Jenis metode ini digunakan oleh manajer dalam melakukan penilaian lebih kearah pada orientasi ke masa lalu dari pegawai, maka manajer harus dapat menguraikan mengenai hasil karya dari para pegawainya dengan menggunakan prosedur yang lebih formal dan sistematis yakni memilih prosedur yang akan dapat meminimalisis terjadinya konflikdengan orang yang dinilai atau pegawainya. Berikut metode penilaian yang berorientasi masa lalu, yakni :

Skala Penilaian Grafik (Grafic rating scales)

Yakni metode penilaian yang digunakan oleh penilai dalam melakukan penilaian terhadap yang diberi nilai dengan melakukan penilaian yang berdasarkan skala tertentu. Metode ini merupakan yang tertua dan paling luas digunakan, teknik skala yang terdapat dalam banyak bentuk. Skala penilaian (Rating Scales) dibedakan menjadi yakni:

  • Sampai seberapakah tepatnya kategori itu didefinisikan
  • Sampai seberapakah orang menafsirkan penilaian itu dapat memberitahukan tanggapan apakah yang dimaksud oleh penilai
  • Sampai seberapakah jelitinya dimensi hasil karya didefinisikan bagi penilai (Gibson, dkk. 1997:498)

Metode Pemangkatan (Ranking Methods)

Yakni metode penilaian yang digunakan oleh penilai dalam melakukan kegiatan penilaian yang didasarkan ranking atau peringkat sesuai dengan nilai relatif bagi organisasi mengenai nilai lebih yang diberikan oleh yang dinilai.
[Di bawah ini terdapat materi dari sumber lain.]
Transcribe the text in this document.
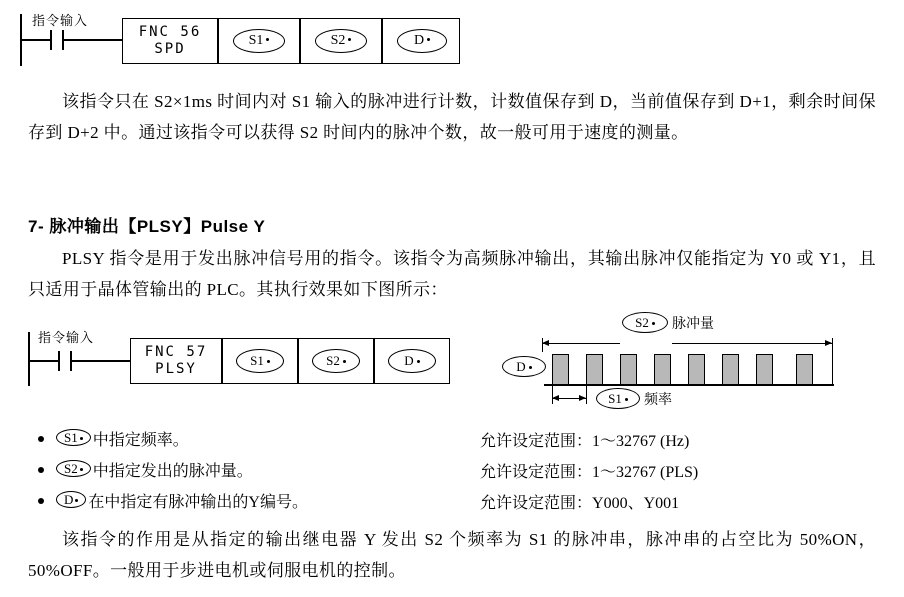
指令输入
FNC 56
SPD
S1	S2	D
该指令只在 S2×1ms 时间内对 S1 输入的脉冲进行计数，计数值保存到 D，当前值保存到 D+1，剩余时间保存到 D+2 中。通过该指令可以获得 S2 时间内的脉冲个数，故一般可用于速度的测量。
7- 脉冲输出【PLSY】Pulse Y
PLSY 指令是用于发出脉冲信号用的指令。该指令为高频脉冲输出，其输出脉冲仅能指定为 Y0 或 Y1，且只适用于晶体管输出的 PLC。其执行效果如下图所示：
指令输入
FNC 57
PLSY
S1	S2	D
S2	脉冲量
D
S1	频率
S1 中指定频率。
S2 中指定发出的脉冲量。
D 在中指定有脉冲输出的Y编号。
允许设定范围：1～32767 (Hz)
允许设定范围：1～32767 (PLS)
允许设定范围：Y000、Y001
该指令的作用是从指定的输出继电器 Y 发出 S2 个频率为 S1 的脉冲串，脉冲串的占空比为 50%ON，50%OFF。一般用于步进电机或伺服电机的控制。
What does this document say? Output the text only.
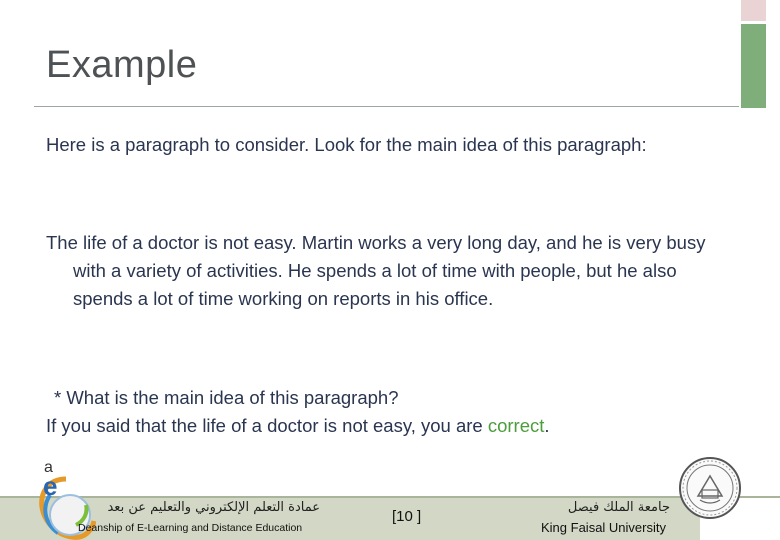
Example

Here is a paragraph to consider. Look for the main idea of this paragraph:

The life of a doctor is not easy. Martin works a very long day, and he is very busy with a variety of activities. He spends a lot of time with people, but he also spends a lot of time working on reports in his office.

* What is the main idea of this paragraph?
If you said that the life of a doctor is not easy, you are correct.
a
e
عمادة التعلم الإلكتروني والتعليم عن بعد
Deanship of E-Learning and Distance Education
[10 ]
جامعة الملك فيصل
King Faisal University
Biasanya metode ini digunakan oleh manajer dalam menilai pegawai untuk mengevaluasi semua lini bawahannya. Prosedur ini diterapkan dengan melihat pegawai atau karyawan yang paling baik hasil karyanya dan yang paling jelek karyanya. Namun disini juga ada permasalahan penilaian yakni mungkin sekali bahwa merka yang dinilai dalam bagian yang ditengah dari daftar peringkat dianggap sama atau tidak ada bedanya satu dengan yang lain karena mungkin yang dilihat hanya fokus pada peringkat yang paling baik dan yang paling jelek.

Ada juga bentuk lain penilaian yakni misal metode perbandingan berpasangan, dengan membandingkan setiap bawahan dengan yang lain dengan mengidentifikasi yang paling baik dari setiap pasangan.

Pasangan = N (N – 1)

2

Checklist Yang Dibobot (Weighted Checklist)

Yakni metode penilaian yang digunakan oleh penilai dalam melakukan penilaian yang didasarkan pada penilai memilih Checklist pernyataan yang menggambarkan karakter dan perilaku dari yang dinilai. Checklist yang dibobot mengharuskan penilai untuk berpikir dari segi perilaku pekerjaan khusus, namun juga sulit dikembangkan dan sangat mahal, serta disusun harus terpisah setiap pekerjaan yang berbeda-beda.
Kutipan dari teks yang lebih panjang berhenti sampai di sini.